Die Wortwahl zeigt eine gefährliche Polarisierung in Polen. Sie hat noch zugenommen, seit der Warschauer Bürgermeister Rafal Trzaskowski Polens neuer Polit-Star geworden ist. Das liberale Bündnis KO (Bürgerplattform, Moderne und Grüne) hat die Wahlverschiebung genützt, um ihn als Spitzenkandidaten auf den Schild zu heben und Malgorzata Kidawa-Blonska (zwei Prozent) fallenzulassen. Seither ist aus dem Kampf des einsamen Favoriten Duda mit drei gleichwertigen Außenseitern ein Duell geworden. PiS gegen PO – wie schon seit 15 Jahren.
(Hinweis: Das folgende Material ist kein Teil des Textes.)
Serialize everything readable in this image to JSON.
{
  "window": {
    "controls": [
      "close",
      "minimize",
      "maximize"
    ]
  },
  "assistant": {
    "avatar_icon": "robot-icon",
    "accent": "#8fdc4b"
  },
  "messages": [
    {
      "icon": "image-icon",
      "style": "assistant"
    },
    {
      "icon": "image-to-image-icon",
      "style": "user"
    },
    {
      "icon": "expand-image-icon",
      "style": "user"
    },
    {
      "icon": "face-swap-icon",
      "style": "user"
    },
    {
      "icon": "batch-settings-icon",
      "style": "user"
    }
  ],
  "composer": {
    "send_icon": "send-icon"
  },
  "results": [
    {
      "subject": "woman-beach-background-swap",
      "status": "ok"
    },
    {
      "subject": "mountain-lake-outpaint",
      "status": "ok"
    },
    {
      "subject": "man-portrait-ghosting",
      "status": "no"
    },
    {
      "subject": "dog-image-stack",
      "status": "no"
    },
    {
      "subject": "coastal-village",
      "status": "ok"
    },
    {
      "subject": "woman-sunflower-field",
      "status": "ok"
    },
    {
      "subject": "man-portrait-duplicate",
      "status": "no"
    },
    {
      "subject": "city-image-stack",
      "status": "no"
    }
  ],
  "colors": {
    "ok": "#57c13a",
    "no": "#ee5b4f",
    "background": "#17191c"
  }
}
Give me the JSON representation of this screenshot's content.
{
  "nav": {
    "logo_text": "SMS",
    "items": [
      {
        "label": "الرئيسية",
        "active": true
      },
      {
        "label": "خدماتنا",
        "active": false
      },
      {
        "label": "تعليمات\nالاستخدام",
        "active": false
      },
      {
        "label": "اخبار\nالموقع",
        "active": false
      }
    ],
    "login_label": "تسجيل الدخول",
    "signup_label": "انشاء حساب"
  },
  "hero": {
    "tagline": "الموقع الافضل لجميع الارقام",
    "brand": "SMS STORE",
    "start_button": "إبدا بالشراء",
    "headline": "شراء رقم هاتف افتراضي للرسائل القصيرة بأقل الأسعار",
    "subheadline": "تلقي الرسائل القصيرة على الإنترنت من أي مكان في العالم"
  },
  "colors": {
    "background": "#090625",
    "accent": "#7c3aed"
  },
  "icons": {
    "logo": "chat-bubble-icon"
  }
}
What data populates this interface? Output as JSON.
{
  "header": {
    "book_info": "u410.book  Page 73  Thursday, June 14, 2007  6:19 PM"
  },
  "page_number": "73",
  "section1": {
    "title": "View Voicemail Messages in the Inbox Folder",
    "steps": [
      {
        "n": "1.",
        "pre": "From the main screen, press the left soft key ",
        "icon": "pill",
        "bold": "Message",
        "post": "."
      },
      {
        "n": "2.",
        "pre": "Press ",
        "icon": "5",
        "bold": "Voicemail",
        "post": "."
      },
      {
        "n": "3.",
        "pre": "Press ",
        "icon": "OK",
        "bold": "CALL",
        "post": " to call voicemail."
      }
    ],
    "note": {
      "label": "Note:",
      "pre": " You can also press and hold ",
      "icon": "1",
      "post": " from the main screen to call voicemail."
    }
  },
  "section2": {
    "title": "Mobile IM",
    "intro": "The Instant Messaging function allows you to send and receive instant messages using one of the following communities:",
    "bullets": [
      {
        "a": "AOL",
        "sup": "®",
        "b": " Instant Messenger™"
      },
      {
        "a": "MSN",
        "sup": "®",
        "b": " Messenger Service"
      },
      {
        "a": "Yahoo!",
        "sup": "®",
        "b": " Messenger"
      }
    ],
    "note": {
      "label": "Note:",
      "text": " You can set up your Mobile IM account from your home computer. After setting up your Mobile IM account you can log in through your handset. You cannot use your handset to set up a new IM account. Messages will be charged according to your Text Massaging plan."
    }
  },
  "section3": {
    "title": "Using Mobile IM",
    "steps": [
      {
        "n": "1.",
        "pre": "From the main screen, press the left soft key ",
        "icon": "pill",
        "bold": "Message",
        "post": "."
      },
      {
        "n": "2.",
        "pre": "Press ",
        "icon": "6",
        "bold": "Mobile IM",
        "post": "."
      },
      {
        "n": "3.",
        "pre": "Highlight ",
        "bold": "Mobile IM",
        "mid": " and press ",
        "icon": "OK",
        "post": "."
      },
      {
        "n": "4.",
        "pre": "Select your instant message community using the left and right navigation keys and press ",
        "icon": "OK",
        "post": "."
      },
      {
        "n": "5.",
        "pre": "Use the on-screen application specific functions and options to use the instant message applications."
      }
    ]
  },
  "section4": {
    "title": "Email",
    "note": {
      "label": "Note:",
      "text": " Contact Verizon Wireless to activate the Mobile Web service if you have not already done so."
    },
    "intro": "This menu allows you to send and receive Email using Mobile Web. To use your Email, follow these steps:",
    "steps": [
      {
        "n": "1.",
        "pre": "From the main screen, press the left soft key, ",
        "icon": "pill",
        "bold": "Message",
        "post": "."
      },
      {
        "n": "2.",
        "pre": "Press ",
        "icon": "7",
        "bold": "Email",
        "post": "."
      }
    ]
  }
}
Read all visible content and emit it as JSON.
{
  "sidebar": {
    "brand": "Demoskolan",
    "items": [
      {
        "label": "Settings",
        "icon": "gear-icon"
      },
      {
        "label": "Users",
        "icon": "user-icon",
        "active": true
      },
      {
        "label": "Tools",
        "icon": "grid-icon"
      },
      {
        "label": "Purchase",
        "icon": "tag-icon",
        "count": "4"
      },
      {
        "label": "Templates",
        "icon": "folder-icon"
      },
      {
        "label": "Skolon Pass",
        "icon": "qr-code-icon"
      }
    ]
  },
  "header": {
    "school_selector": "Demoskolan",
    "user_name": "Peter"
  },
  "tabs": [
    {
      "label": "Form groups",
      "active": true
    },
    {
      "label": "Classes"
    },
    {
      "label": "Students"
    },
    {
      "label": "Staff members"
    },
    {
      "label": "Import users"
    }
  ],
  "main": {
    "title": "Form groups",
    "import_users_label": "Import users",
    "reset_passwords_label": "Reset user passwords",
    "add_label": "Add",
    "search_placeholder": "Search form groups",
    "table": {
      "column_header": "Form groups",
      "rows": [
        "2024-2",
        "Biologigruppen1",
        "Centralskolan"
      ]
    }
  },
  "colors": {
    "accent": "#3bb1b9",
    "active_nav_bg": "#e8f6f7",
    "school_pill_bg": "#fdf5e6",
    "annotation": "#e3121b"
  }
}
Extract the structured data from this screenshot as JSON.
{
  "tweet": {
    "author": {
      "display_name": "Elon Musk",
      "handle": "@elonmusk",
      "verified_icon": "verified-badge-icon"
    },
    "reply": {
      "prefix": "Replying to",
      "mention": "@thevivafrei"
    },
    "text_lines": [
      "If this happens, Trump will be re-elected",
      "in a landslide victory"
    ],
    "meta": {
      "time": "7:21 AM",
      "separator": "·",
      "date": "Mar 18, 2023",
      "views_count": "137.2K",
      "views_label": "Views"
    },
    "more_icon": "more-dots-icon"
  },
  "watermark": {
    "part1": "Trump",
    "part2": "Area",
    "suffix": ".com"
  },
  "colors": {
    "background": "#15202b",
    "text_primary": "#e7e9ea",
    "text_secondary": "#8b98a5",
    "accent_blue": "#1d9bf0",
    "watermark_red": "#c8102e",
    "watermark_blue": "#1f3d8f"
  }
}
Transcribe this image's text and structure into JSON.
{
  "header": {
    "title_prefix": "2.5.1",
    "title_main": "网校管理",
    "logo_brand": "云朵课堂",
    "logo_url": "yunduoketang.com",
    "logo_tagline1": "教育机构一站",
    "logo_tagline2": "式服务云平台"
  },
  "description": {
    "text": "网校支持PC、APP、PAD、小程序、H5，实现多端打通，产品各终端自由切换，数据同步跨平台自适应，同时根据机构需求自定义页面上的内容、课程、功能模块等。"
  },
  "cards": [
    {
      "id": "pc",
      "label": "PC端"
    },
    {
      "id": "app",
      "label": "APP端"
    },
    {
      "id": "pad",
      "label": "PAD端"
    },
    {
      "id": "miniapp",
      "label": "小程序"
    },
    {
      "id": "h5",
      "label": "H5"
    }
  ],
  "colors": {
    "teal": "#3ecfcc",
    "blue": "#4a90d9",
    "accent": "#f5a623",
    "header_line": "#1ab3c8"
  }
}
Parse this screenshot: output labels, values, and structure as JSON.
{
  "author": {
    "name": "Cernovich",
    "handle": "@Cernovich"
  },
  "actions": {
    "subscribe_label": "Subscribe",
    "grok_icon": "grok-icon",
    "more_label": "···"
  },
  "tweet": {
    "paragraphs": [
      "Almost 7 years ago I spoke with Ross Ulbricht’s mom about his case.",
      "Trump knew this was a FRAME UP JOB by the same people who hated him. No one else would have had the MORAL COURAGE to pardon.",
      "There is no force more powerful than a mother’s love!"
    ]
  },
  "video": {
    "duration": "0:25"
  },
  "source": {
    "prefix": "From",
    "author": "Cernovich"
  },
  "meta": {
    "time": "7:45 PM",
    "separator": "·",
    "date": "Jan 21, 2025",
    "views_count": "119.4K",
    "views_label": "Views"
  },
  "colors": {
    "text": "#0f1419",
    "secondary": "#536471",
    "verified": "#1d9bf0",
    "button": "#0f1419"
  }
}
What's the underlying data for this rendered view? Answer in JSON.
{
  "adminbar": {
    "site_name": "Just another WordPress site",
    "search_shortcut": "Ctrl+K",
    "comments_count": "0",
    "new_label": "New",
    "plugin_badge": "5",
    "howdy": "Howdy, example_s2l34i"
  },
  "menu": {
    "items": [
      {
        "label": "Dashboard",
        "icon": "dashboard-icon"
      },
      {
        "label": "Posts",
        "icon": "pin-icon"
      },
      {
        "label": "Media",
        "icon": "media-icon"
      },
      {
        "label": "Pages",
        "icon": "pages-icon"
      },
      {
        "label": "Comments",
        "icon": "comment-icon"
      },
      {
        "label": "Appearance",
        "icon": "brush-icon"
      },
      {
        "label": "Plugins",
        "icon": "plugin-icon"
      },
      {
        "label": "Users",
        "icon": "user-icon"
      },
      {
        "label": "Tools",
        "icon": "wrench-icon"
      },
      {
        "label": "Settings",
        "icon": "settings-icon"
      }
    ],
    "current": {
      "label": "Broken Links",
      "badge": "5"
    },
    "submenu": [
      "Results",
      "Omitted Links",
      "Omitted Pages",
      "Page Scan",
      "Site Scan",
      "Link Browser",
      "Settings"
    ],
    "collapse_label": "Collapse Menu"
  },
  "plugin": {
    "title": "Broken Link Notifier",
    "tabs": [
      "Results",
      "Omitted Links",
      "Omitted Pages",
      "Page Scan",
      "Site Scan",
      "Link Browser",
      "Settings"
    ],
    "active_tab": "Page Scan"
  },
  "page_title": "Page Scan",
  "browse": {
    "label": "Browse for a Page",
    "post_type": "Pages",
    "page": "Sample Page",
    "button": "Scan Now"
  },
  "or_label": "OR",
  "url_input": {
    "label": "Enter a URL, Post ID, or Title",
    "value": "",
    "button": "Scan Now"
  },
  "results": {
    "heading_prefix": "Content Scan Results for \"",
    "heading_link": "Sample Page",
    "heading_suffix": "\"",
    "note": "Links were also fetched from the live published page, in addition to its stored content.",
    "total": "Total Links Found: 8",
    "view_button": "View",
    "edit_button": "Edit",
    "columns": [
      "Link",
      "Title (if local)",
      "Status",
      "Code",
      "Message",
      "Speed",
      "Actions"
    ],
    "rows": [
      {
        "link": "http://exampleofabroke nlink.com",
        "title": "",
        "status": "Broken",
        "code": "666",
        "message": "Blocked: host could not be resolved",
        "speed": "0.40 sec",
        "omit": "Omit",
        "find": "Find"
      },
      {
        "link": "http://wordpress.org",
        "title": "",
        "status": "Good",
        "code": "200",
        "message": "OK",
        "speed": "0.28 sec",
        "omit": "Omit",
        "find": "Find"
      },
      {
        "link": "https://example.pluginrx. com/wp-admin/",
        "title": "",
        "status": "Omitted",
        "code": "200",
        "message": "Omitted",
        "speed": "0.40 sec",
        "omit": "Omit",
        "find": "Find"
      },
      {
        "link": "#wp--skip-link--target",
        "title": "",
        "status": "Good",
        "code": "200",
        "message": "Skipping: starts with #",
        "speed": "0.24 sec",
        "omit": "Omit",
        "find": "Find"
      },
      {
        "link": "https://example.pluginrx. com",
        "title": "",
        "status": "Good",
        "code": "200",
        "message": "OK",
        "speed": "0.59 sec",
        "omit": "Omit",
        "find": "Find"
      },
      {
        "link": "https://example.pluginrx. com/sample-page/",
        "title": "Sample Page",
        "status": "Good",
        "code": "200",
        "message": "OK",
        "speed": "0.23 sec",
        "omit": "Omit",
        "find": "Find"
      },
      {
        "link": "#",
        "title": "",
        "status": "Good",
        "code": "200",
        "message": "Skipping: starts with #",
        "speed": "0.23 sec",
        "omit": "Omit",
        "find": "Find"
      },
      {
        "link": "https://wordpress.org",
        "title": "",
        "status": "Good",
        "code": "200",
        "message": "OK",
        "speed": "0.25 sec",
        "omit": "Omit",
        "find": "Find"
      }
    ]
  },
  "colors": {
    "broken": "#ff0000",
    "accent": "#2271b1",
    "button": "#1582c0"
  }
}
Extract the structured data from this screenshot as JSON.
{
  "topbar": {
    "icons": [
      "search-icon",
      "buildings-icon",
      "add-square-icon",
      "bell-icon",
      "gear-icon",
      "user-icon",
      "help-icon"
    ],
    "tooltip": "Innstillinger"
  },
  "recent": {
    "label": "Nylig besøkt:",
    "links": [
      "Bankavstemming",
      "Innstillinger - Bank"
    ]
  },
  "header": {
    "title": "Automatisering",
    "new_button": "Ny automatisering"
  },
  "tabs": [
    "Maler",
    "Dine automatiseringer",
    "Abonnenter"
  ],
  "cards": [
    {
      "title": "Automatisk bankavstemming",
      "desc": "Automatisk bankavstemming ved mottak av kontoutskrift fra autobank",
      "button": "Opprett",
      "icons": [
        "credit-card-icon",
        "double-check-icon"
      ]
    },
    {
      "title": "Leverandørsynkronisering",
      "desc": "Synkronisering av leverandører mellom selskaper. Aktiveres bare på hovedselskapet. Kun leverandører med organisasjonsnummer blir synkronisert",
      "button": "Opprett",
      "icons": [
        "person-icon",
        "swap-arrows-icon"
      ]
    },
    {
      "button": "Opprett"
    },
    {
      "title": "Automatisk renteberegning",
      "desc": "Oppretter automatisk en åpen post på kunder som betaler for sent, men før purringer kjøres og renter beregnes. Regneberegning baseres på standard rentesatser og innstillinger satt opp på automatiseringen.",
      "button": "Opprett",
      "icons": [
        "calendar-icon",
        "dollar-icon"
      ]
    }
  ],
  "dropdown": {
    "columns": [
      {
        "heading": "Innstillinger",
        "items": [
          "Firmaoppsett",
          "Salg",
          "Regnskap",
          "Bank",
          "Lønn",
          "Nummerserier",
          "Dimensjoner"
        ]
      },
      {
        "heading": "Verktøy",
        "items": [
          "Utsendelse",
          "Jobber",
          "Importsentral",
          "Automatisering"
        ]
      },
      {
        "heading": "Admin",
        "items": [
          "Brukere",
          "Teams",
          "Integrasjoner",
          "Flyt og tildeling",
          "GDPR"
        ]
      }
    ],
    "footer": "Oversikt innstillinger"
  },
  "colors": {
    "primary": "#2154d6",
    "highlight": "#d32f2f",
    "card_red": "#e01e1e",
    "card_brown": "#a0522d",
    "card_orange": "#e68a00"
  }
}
Duda ist in den Umfragen abgestürzt. Galt es Anfang Mai noch als wahrscheinlich, dass der Amtsinhaber bereits in der ersten Runde gewinnt, muss der Regierungskandidat sieben Wochen später mit einem Kopf-an-Kopf-Rennen gegen Trzaskowski in der zweiten Runde am 12. Juli rechnen. PiS-Parteichef Kaczyński, Polens starker Mann, schiebt dafür die Schuld der Opposition in die Schuhe. Dabei aber waren es Widerstände im eigenen rechtspopulistischen Lager, die die Wahlverschiebung erzwungen hatten, allen voran der inzwischen zurückgetretene Vize-Regierungschef Jaroslaw Gowin.